Ukrainian fine art. Paradoxes of Ukrainian Modernism

What associations come to mind when talking about Ukrainian art? Perhaps pieces of gorgeous embroidery or painted Easter eggs? Or maybe pottery or other handicrafts made by skillful Ukrainian artists? But have you ever heard of Ukrainian modernism? We are sure you are familiar with some of its outstanding artworks, albeit without knowing they were Ukrainian. The point is that Ukraine's cultural history – still an undiscovered sphere – has frequently been submerged within a homogenized ‘Soviet’ experience. The international avant-garde movement is hard to imagine without innovative artists from Ukraine. The time has come to bring to light the important role that Ukrainian artists played in the birth and development of the international avant-garde movement in the period 1910-30.
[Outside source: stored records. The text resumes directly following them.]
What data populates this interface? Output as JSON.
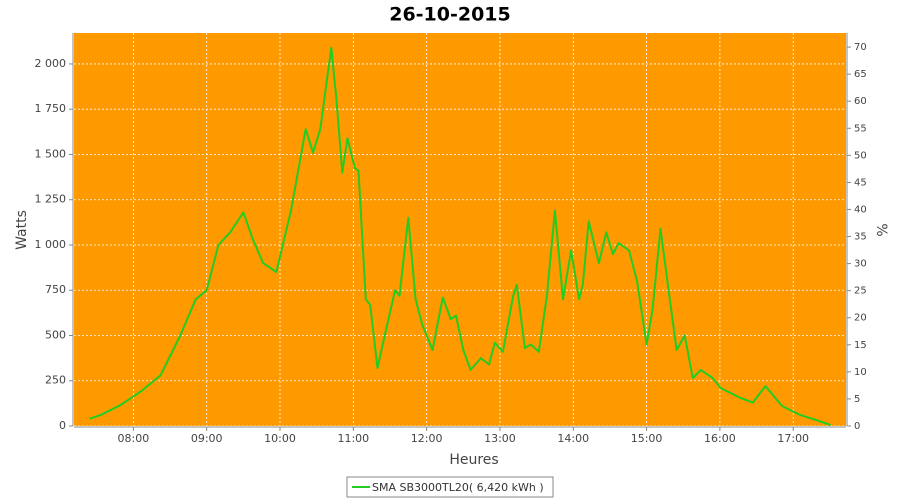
{
  "chart_data": {
    "type": "line",
    "title": "26-10-2015",
    "x_label": "Heures",
    "y_label": "Watts",
    "y2_label": "%",
    "x": [
      7.4,
      7.55,
      7.82,
      8.1,
      8.37,
      8.64,
      8.85,
      9.0,
      9.16,
      9.32,
      9.5,
      9.63,
      9.77,
      9.95,
      10.15,
      10.35,
      10.45,
      10.55,
      10.7,
      10.77,
      10.85,
      10.92,
      11.02,
      11.07,
      11.17,
      11.23,
      11.33,
      11.4,
      11.57,
      11.63,
      11.75,
      11.85,
      11.94,
      12.08,
      12.22,
      12.33,
      12.4,
      12.5,
      12.6,
      12.74,
      12.85,
      12.93,
      13.04,
      13.18,
      13.23,
      13.34,
      13.42,
      13.53,
      13.64,
      13.75,
      13.86,
      13.97,
      14.08,
      14.13,
      14.21,
      14.35,
      14.45,
      14.54,
      14.62,
      14.76,
      14.87,
      15.0,
      15.08,
      15.19,
      15.3,
      15.41,
      15.52,
      15.63,
      15.74,
      15.9,
      16.01,
      16.28,
      16.45,
      16.62,
      16.85,
      17.1,
      17.3,
      17.51
    ],
    "series": [
      {
        "name": "SMA SB3000TL20( 6,420 kWh )",
        "color": "#22cc22",
        "values": [
          40,
          60,
          115,
          190,
          280,
          500,
          700,
          750,
          1000,
          1070,
          1180,
          1030,
          900,
          850,
          1190,
          1640,
          1510,
          1640,
          2090,
          1800,
          1400,
          1590,
          1425,
          1410,
          700,
          670,
          320,
          450,
          750,
          720,
          1150,
          700,
          560,
          420,
          710,
          590,
          610,
          420,
          310,
          375,
          340,
          460,
          410,
          720,
          780,
          430,
          450,
          410,
          720,
          1190,
          700,
          970,
          700,
          780,
          1130,
          900,
          1070,
          950,
          1010,
          970,
          800,
          450,
          640,
          1090,
          750,
          420,
          500,
          265,
          310,
          265,
          210,
          155,
          130,
          220,
          110,
          60,
          35,
          5
        ]
      }
    ],
    "xlim": [
      7.19,
      17.72
    ],
    "xticks": [
      {
        "value": 8,
        "label": "08:00"
      },
      {
        "value": 9,
        "label": "09:00"
      },
      {
        "value": 10,
        "label": "10:00"
      },
      {
        "value": 11,
        "label": "11:00"
      },
      {
        "value": 12,
        "label": "12:00"
      },
      {
        "value": 13,
        "label": "13:00"
      },
      {
        "value": 14,
        "label": "14:00"
      },
      {
        "value": 15,
        "label": "15:00"
      },
      {
        "value": 16,
        "label": "16:00"
      },
      {
        "value": 17,
        "label": "17:00"
      }
    ],
    "ylim": [
      0,
      2171
    ],
    "yticks": [
      0,
      250,
      500,
      750,
      {
        "value": 1000,
        "label": "1 000"
      },
      {
        "value": 1250,
        "label": "1 250"
      },
      {
        "value": 1500,
        "label": "1 500"
      },
      {
        "value": 1750,
        "label": "1 750"
      },
      {
        "value": 2000,
        "label": "2 000"
      }
    ],
    "y2lim": [
      0,
      72.6
    ],
    "y2ticks": [
      0,
      5,
      10,
      15,
      20,
      25,
      30,
      35,
      40,
      45,
      50,
      55,
      60,
      65,
      70
    ],
    "grid": true,
    "plot_background": "#ff9900"
  }
}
World-famous and relatively unknown artists created an extremely rich repository of modern works influenced by Ukrainian traditions and lifestyles. Much of the better-known Russian avant-garde art also found its roots in Ukraine. Most of the artists had Ukrainian ties by origin, education or national traditions including Kazimir Malevich, a Pole born in Kyiv, Davyd Burliuk, a futurist, Oleksandra Ekster, founder of the Ukrainian School of painterly constructivism, as well as internationally unknown Ukrainian artists such as Vsevolod Maksymovych, Oleksandr Bohomazov, and Yasyl Yermylov. Interestingly, an oil painting of the latter was bought by a Soviet museum for 30 roubles, while almost 70 years later the same painting was sold at Sotheby’s for 120 thousand pounds!
Avant-garde artists sought out typical Ukrainian scenes and traditions for some of their more dynamic works. Street scenes in Kyiv and life along the Dnipro were often portrayed with spaciousness and bright colors reflecting the influence of Ukrainian folk art, which is among the most diverse in the world. One of the founders of the Cubism art trend Oleksander Archipenko, drew on pagan Trypillian artifacts, Scythian ‘earth-mothers’ and the mosaics of St. Sophia Cathedral in Kyiv as inspiration for his sculpture. He continued with this trend during his later career in New York. The father of Ukrainian monumentalism, Mykhailo Boichuk, developed a distinct style in which he painted grand monumental ensembles, most of which were sadly destroyed in the 1930s.
Ultimately, the caliber of a creative individual is determined not only by what is left behind, but also by what that individual was not allowed to do. As elsewhere in the former Soviet Union, Ukrainian avant-garde artists were often persecuted and their works were banned or destroyed. Nearly 2000 works were confiscated by the government during the 1930s, and only 300 remain today. The fall of the Soviet Union and the consequent opening up of many hitherto inaccessible archives (“spetsfond”) has allowed a new probing of the master narratives created during that regime. A huge collection of Ukrainian avant-garde has been recently restored and put on show in the National Arts Museum in Kyiv. Research by Western and Ukrainian scholars has highlighted the deep interaction of Ukrainian art with European art process, and Ukrainian avant-garde is now interpreted as a European phenomenon.
Ukrainian artists became either founders or had a sufficient impact on various avant-garde styles known in the world:
Cubism (Archipenko, Burliuk and Ekster), Cubofuturism (Bohomazov), Suprematism (Malevych and Sobachko-Shostak), Neoprimitivism (Yermylov, Palmov and Burliuk), Expressionism (Epstein, Shekhtman and Palmov), Surrealism (Tyshler), and Constructivism (Tatlin, Ekster, Meller, Yermylov).
Many of these artists worked not only in Ukraine, but also in Europe, Asia and the United States, usually maintaining their Ukrainian cultural identity.